Em respeito ao desenvolvimento da eletrificação veicular pelo Brasil, a nossa indústria parou no tempo. Pouco se viu e pouco se fez. Não se pode deixar de afirmar, porém, que os veículos evoluíram, em especial, nas áreas de powertrain, tecnologia embarcada e segurança ativa e passiva; mas nada foi visto em relação ao processo de eletrificação.
Nossa indústria aguardava a ajuda do governo para compensar na regulação de seus estoques quando algum problema econômico acontecia e sempre via redução do IPI (Imposto sobre o Produto Industrializado), que se trata de um imposto que vai ao final da cadeia tributária, como aliado nesse sentido.

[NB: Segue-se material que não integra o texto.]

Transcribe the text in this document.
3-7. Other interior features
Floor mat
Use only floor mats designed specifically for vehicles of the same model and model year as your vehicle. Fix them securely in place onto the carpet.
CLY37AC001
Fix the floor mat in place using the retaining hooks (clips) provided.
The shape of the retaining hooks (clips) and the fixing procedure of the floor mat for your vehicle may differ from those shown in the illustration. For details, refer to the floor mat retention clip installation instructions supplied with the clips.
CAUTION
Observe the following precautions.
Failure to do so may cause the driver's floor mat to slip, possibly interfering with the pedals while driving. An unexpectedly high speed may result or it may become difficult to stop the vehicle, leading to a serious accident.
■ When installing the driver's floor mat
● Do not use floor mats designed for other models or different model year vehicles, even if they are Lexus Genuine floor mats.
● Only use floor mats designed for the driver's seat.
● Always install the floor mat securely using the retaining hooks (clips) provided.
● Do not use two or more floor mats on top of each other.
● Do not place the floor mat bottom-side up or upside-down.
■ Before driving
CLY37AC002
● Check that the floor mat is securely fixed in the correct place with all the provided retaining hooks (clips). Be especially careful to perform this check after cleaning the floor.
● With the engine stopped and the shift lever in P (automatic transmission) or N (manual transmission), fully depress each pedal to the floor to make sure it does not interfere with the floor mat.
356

Entretanto, o IPI não deixa qualquer legado para a cadeia automobilística de produção ou de distribuição. Apenas em 1993 este inócuo imposto serviu para o desenvolvimento dos motores 1.0L; desde lá, foram no mínimo seis intervenções do governo federal em alterações no IPI para regulação dos estoques ou estímulo ao mercado para a venda de veículos automotores nos mais diversos segmentos.
Por este motivo o meu receio do tiro que a Anfavea deseja dar, possa sair pela culatra…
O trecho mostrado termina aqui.